Raymond James’ energy analysts conclude that, “Like oil, rapidly growing Asian coal demand has begun to outpace the world’s ability to grow global coal supplies.” While they don’t believe the world is yet at “peak” coal production, they fear a pattern similar to oil is developing that could send prices higher. “(T)he annual coal shortfall has seen an alarming increase over just the past 18 months. Despite a global economic slowdown, the world should see an even greater supply shortfall in 2008” due to supply-demand imbalance compounded by supply interruptions.

This pattern includes coal shipments from South Africa historically destined for Europe instead going to Asia, resulting in European coal consumers turning to the U.S. and South America in search of additional sources. This worldwide scramble for coal will continue, Raymond James indicates, citing a report from coal giant BHP Billiton that in 2007-2008 alone, China constructed new coal-fired power plants with output equal to more than one half of the entire U.S.’s coal-fired generation capacity. Despite China’s own massive increase in coal production, the country presently has 58 coal-fired power plants idle due to lack of coal supply, according to Raymond James.

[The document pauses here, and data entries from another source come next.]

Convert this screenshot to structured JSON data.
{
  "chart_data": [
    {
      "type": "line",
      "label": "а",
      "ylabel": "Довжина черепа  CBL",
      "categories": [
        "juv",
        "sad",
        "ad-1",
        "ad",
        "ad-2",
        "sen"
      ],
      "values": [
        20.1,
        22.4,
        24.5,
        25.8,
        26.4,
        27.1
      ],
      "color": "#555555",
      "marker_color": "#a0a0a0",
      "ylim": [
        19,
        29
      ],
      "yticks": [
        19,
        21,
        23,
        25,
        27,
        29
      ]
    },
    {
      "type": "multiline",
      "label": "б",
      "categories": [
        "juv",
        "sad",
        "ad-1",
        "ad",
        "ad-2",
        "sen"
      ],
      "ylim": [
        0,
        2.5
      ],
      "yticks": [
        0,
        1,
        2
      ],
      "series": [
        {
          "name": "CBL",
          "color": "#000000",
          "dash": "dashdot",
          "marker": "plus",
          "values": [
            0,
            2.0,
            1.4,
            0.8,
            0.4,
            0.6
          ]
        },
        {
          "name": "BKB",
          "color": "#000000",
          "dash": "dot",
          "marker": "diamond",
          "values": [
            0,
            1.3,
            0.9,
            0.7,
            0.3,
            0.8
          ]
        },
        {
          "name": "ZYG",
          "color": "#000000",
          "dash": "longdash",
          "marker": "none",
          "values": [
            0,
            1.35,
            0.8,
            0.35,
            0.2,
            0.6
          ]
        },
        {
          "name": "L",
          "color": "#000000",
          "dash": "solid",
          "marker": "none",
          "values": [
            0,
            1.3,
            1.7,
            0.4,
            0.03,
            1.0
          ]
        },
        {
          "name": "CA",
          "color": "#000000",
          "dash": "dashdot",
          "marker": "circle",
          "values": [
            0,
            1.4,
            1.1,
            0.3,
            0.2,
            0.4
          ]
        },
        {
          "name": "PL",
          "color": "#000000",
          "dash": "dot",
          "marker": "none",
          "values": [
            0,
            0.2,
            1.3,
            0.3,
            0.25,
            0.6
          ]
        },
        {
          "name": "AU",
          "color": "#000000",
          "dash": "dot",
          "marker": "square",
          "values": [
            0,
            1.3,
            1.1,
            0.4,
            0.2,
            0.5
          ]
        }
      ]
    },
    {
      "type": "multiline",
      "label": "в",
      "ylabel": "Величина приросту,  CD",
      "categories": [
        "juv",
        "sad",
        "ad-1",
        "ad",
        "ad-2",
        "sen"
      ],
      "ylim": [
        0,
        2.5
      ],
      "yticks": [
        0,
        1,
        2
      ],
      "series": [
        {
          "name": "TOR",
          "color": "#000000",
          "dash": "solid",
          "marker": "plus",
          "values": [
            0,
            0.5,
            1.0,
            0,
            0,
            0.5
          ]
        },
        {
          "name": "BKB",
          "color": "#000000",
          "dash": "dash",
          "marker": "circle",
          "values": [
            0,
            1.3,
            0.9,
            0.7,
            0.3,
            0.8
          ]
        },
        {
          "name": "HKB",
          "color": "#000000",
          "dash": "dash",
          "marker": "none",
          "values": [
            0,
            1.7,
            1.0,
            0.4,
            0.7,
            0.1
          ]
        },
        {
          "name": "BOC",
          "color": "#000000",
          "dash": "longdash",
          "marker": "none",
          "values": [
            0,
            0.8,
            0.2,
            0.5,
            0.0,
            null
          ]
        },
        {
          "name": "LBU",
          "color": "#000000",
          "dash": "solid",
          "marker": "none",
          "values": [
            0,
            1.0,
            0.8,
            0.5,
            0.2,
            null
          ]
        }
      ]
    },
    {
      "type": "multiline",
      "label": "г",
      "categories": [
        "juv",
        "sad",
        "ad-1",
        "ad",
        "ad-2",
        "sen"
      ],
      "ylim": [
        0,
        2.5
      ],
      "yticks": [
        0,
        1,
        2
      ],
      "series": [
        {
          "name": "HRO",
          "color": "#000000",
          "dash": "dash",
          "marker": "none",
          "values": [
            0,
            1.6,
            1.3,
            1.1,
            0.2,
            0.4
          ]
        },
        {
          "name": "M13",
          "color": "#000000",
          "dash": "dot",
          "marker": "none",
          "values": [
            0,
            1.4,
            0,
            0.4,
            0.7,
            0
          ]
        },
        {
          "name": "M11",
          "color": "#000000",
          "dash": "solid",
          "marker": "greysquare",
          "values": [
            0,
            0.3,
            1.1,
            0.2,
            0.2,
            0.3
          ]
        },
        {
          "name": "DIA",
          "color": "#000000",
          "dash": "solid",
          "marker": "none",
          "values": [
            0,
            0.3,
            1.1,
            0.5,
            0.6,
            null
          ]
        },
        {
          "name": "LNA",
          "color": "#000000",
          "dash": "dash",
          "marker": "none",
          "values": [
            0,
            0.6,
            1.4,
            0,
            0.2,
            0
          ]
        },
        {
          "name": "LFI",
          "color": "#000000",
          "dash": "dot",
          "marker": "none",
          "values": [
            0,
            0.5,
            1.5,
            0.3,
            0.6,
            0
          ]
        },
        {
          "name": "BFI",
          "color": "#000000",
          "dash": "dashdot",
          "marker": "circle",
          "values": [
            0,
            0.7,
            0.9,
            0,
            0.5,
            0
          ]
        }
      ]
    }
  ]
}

India, too, has excess demand, and the situation is expected to get a lot worse between now and 2012. By then the country is expected to have about 78 gigawatts of new power plants fueled principally by coal. This will sharply increase India’s coal demand, with “a majority” of the new supply having to be imported, according to Raymond James.

On top of a seemingly insatiable global demand for coal, the Raymond James report indicates that risk of a price shock is rising due also to unexpected supply interruptions caused by weather (i.e., snowstorms in China and flooding in Australia), as well as political events such as state-ordered contract re-pricing in Venezuela. With inventories very tight as it is, the impact of each disruption is magnified in the price shock it causes.

The takeaway here for investors is that, while Raymond James didn’t recommend any specific coal-producing companies, seemingly all of them should do well, especially those with global markets. At the same time, investors should beware the impact high coal prices will have on global electricity rates and, thus, on virtually all manufacturing and service-related business activity.